Jefferson fez-se indignado por Carmem Lúcia ter votado a favor de punição da Rádio Jovem Pan. Ele a chama ainda de “Bruxa de Blair” e Carmem “Lúcifer”. Esses fatos sucedem a revelação, em meados deste mês, do presidente Jair Bolsonaro no Youtube, no canal Paparazzo Rubro-negro, em meados de outubro. O tema da exploração e violência sexual de crianças e adolescentes tem um custo alto para uma sociedade, que, em contrapartida, não garante a proteção necessária para um desenvolvimento seguro de meninas e meninos durante a infância e adolescência.
– Eu parei a moto numa esquina, tirei o capacete e olhei umas menininhas, três, quatro, bonitas, de 14, 15 anos, arrumadinhas num sábado numa comunidade. E vi que eram meio parecidas. Pintou um clima, voltei. ‘Posso entrar na sua casa?’ Entrei. Tinham umas 15, 20 meninas sábado de manhã se arrumando. Todas venezuelanas. E eu pergunto: meninas bonitinhas de 14, 15 anos se arrumando no sábado para quê? Ganhar a vida.
Com esta declaração, Bolsonaro palmilha os dias finais de campanha. Com ou sem “pintou um clima”, as frases, as ações, as fake news determinam o ritmo da campanha neste segundo turno. Bolsonaro tem determinado a pauta em ações como essas, a favor ou contra.
É na tentativa de socorrer o presidente, como já fizera ao fantasiar de padre o chamado Padre Kelmon, uma linha auxiliar presidencial nos debates. Aliás, Kelmon, em um cortejo de outros seis militantes, foi ao portão em que ficara a polícia entregar uma pistola de Jefferson, como se, assim, ficasse desarmado. Os tiros foram de fuzil, que feriu dois agentes federais, e a explosão de três granadas. No final da noite, depois de oito horas de confronto, Jefferson entrega-se. Mas apenas ao Ministro da Justiça escalado pelo presidente para dar segurança nas negociações.

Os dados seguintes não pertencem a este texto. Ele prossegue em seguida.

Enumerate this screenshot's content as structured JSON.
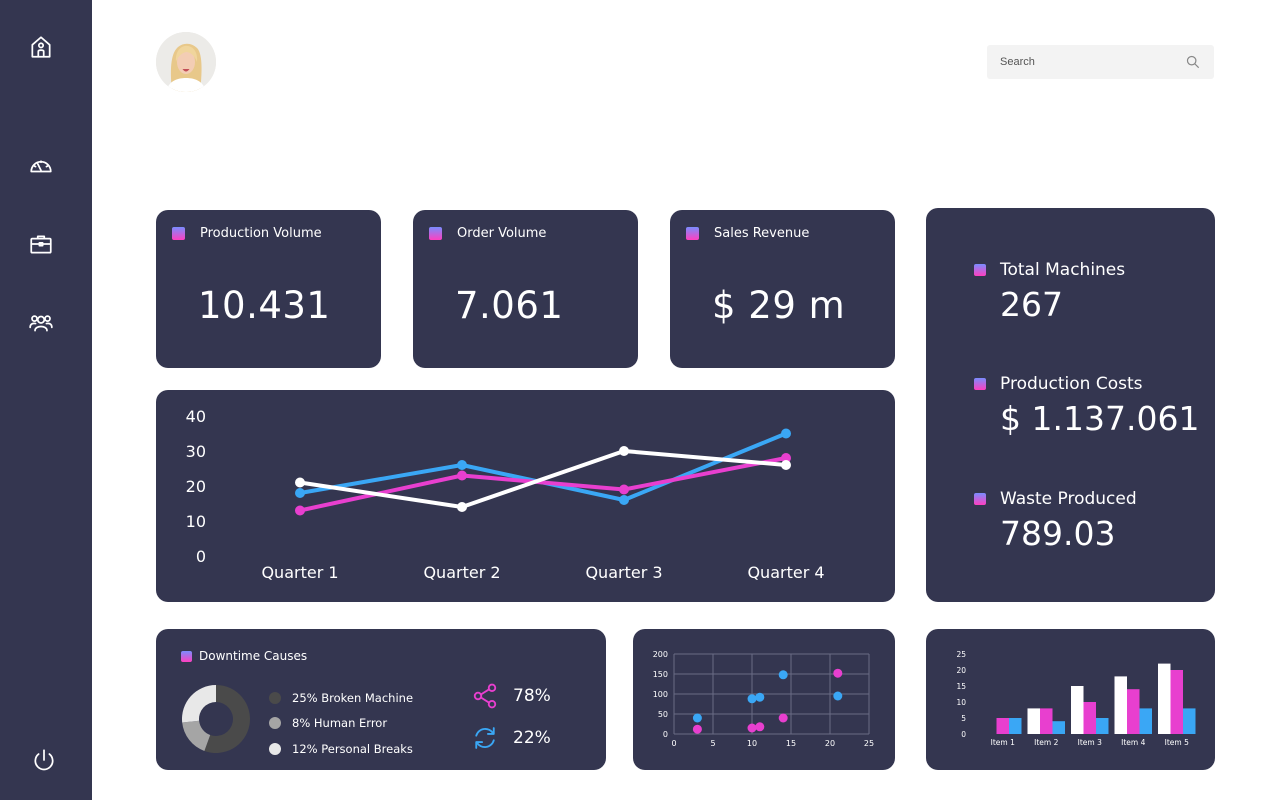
{
  "sidebar": {
    "icons": [
      "home-icon",
      "speedometer-icon",
      "briefcase-icon",
      "users-icon",
      "power-icon"
    ]
  },
  "search": {
    "placeholder": "Search"
  },
  "kpis": [
    {
      "title": "Production Volume",
      "value": "10.431"
    },
    {
      "title": "Order Volume",
      "value": "7.061"
    },
    {
      "title": "Sales Revenue",
      "value": "$ 29 m"
    }
  ],
  "stats": [
    {
      "label": "Total Machines",
      "value": "267"
    },
    {
      "label": "Production Costs",
      "value": "$ 1.137.061"
    },
    {
      "label": "Waste Produced",
      "value": "789.03"
    }
  ],
  "downtime": {
    "title": "Downtime Causes",
    "items": [
      {
        "label": "25% Broken Machine",
        "color": "#4a4a4a",
        "pct": 25
      },
      {
        "label": "8% Human Error",
        "color": "#a5a5a5",
        "pct": 8
      },
      {
        "label": "12% Personal Breaks",
        "color": "#e8e8e8",
        "pct": 12
      }
    ],
    "metrics": [
      {
        "icon": "share-icon",
        "value": "78%",
        "color": "#e83fcf"
      },
      {
        "icon": "refresh-icon",
        "value": "22%",
        "color": "#3aa7f5"
      }
    ]
  },
  "colors": {
    "pink": "#e83fcf",
    "blue": "#3aa7f5",
    "white": "#ffffff",
    "card": "#343650"
  },
  "chart_data": [
    {
      "type": "line",
      "categories": [
        "Quarter 1",
        "Quarter 2",
        "Quarter 3",
        "Quarter 4"
      ],
      "ylim": [
        0,
        40
      ],
      "yticks": [
        0,
        10,
        20,
        30,
        40
      ],
      "series": [
        {
          "color": "#3aa7f5",
          "values": [
            18,
            26,
            16,
            35
          ]
        },
        {
          "color": "#e83fcf",
          "values": [
            13,
            23,
            19,
            28
          ]
        },
        {
          "color": "#ffffff",
          "values": [
            21,
            14,
            30,
            26
          ]
        }
      ]
    },
    {
      "type": "scatter",
      "xlim": [
        0,
        25
      ],
      "ylim": [
        0,
        200
      ],
      "xticks": [
        0,
        5,
        10,
        15,
        20,
        25
      ],
      "yticks": [
        0,
        50,
        100,
        150,
        200
      ],
      "grid": true,
      "series": [
        {
          "color": "#3aa7f5",
          "points": [
            [
              3,
              40
            ],
            [
              10,
              88
            ],
            [
              11,
              92
            ],
            [
              14,
              148
            ],
            [
              21,
              95
            ]
          ]
        },
        {
          "color": "#e83fcf",
          "points": [
            [
              3,
              12
            ],
            [
              10,
              15
            ],
            [
              11,
              18
            ],
            [
              14,
              40
            ],
            [
              21,
              152
            ]
          ]
        }
      ]
    },
    {
      "type": "bar",
      "categories": [
        "Item 1",
        "Item 2",
        "Item 3",
        "Item 4",
        "Item 5"
      ],
      "ylim": [
        0,
        25
      ],
      "yticks": [
        0,
        5,
        10,
        15,
        20,
        25
      ],
      "series": [
        {
          "color": "#ffffff",
          "values": [
            0,
            8,
            15,
            18,
            22
          ]
        },
        {
          "color": "#e83fcf",
          "values": [
            5,
            8,
            10,
            14,
            20
          ]
        },
        {
          "color": "#3aa7f5",
          "values": [
            5,
            4,
            5,
            8,
            8
          ]
        }
      ]
    }
  ]
}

O efeito Roberto Jefferson sobre a campanha Bolsonaro ainda vai ser avaliada. A campanha de Lula não tem percebido a tempo tais armadilhas. Lula escorrega em muitas. Há pouco tempo para reagir e não definhar na reta final. Ao vencedor, caberá a missão de governar um País estraçalhado, provocado pelo atual presidente e que dificilmente poderá consertá-lo.
A decisão, no voto soberano do povo brasileiro, será conhecida na noite do próximo domingo.